It’s a pleasure to announce that our recent paper (the last piece of my PhD) was just published in Genome Medicine. The title is “Peripheral blood derived gene panels predict response to infliximab in rheumatoid arthritis and Crohn’s disease“.
Biological therapies have been introduced to the treatment of chronic inflammatory diseases including rheumatoid arthritis (RA) and Crohn’s disease (CD). The efficacy of biologics differs from patient to patient. Moreover these therapies are rather expensive, therefore treatment of primary non-responders should be avoided.
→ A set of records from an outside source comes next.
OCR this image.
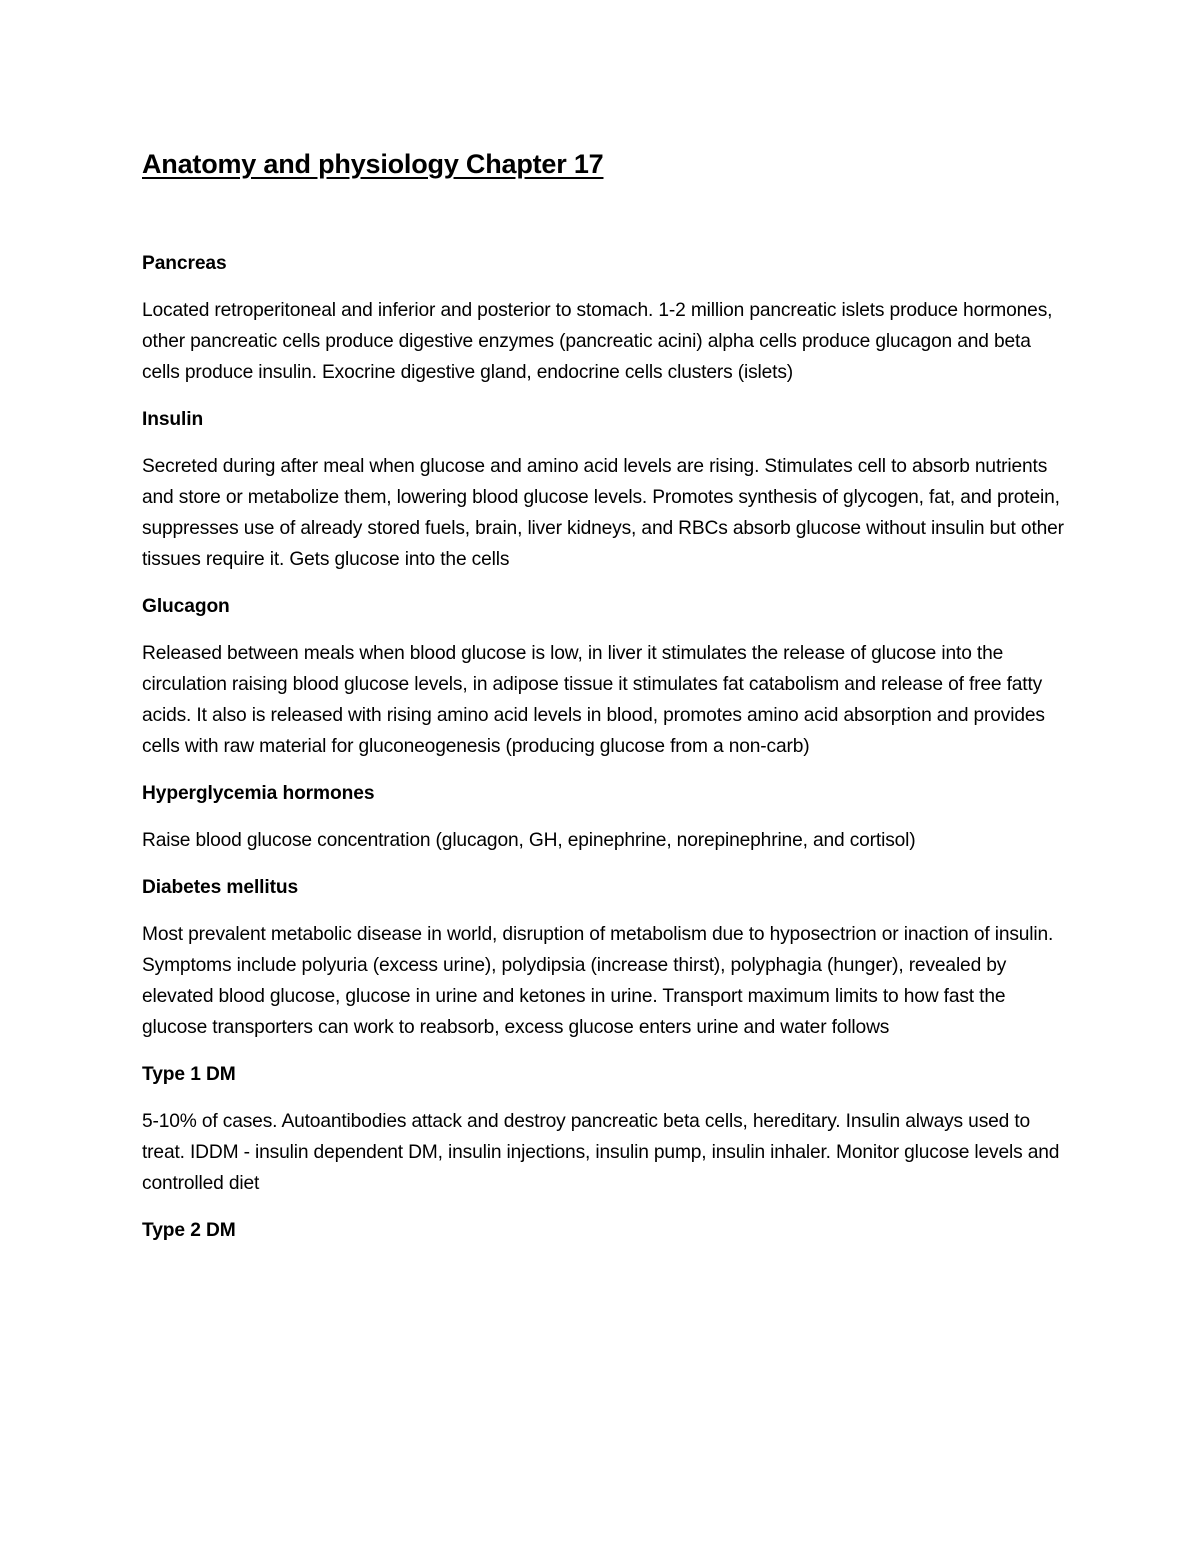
Anatomy and physiology Chapter 17

Pancreas

Located retroperitoneal and inferior and posterior to stomach. 1-2 million pancreatic islets produce hormones, other pancreatic cells produce digestive enzymes (pancreatic acini) alpha cells produce glucagon and beta cells produce insulin. Exocrine digestive gland, endocrine cells clusters (islets)

Insulin

Secreted during after meal when glucose and amino acid levels are rising. Stimulates cell to absorb nutrients and store or metabolize them, lowering blood glucose levels. Promotes synthesis of glycogen, fat, and protein, suppresses use of already stored fuels, brain, liver kidneys, and RBCs absorb glucose without insulin but other tissues require it. Gets glucose into the cells

Glucagon

Released between meals when blood glucose is low, in liver it stimulates the release of glucose into the circulation raising blood glucose levels, in adipose tissue it stimulates fat catabolism and release of free fatty acids. It also is released with rising amino acid levels in blood, promotes amino acid absorption and provides cells with raw material for gluconeogenesis (producing glucose from a non-carb)

Hyperglycemia hormones

Raise blood glucose concentration (glucagon, GH, epinephrine, norepinephrine, and cortisol)

Diabetes mellitus

Most prevalent metabolic disease in world, disruption of metabolism due to hyposectrion or inaction of insulin. Symptoms include polyuria (excess urine), polydipsia (increase thirst), polyphagia (hunger), revealed by elevated blood glucose, glucose in urine and ketones in urine. Transport maximum limits to how fast the glucose transporters can work to reabsorb, excess glucose enters urine and water follows

Type 1 DM

5-10% of cases. Autoantibodies attack and destroy pancreatic beta cells, hereditary. Insulin always used to treat. IDDM - insulin dependent DM, insulin injections, insulin pump, insulin inhaler. Monitor glucose levels and controlled diet

Type 2 DM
We addressed this issue by combining gene expression profiling and biostatistical approaches. We performed peripheral blood global gene expression profiling in order to filter the genome for target genes in cohorts of 20 CD and 19 RA patients. Then RT-qPCR validation was performed, followed by multivariate analyses of genes in independent cohorts of 20 CD and 15 RA patients, in order to identify sets of interrelated genes that can separate responders from non-responders to the humanized chimeric anti-TNFalpha antibody infliximab at baseline.
Gene panels separating responders from non-responders were identified using leave-one-out cross-validation test, and a pool of genes that should be tested on larger cohorts was created in both conditions.
Our data show that peripheral blood gene expression profiles are suitable for determining gene panels with high discriminatory power to differentiate responders from non-responders in infliximab therapy at baseline in CD and RA, which could be cross-validated successfully. Biostatistical analysis of peripheral blood gene expression data leads to the identification of gene panels that can help predict responsiveness of therapy and support the clinical decision-making process.
As usual, I’m more than happy to receive feedback!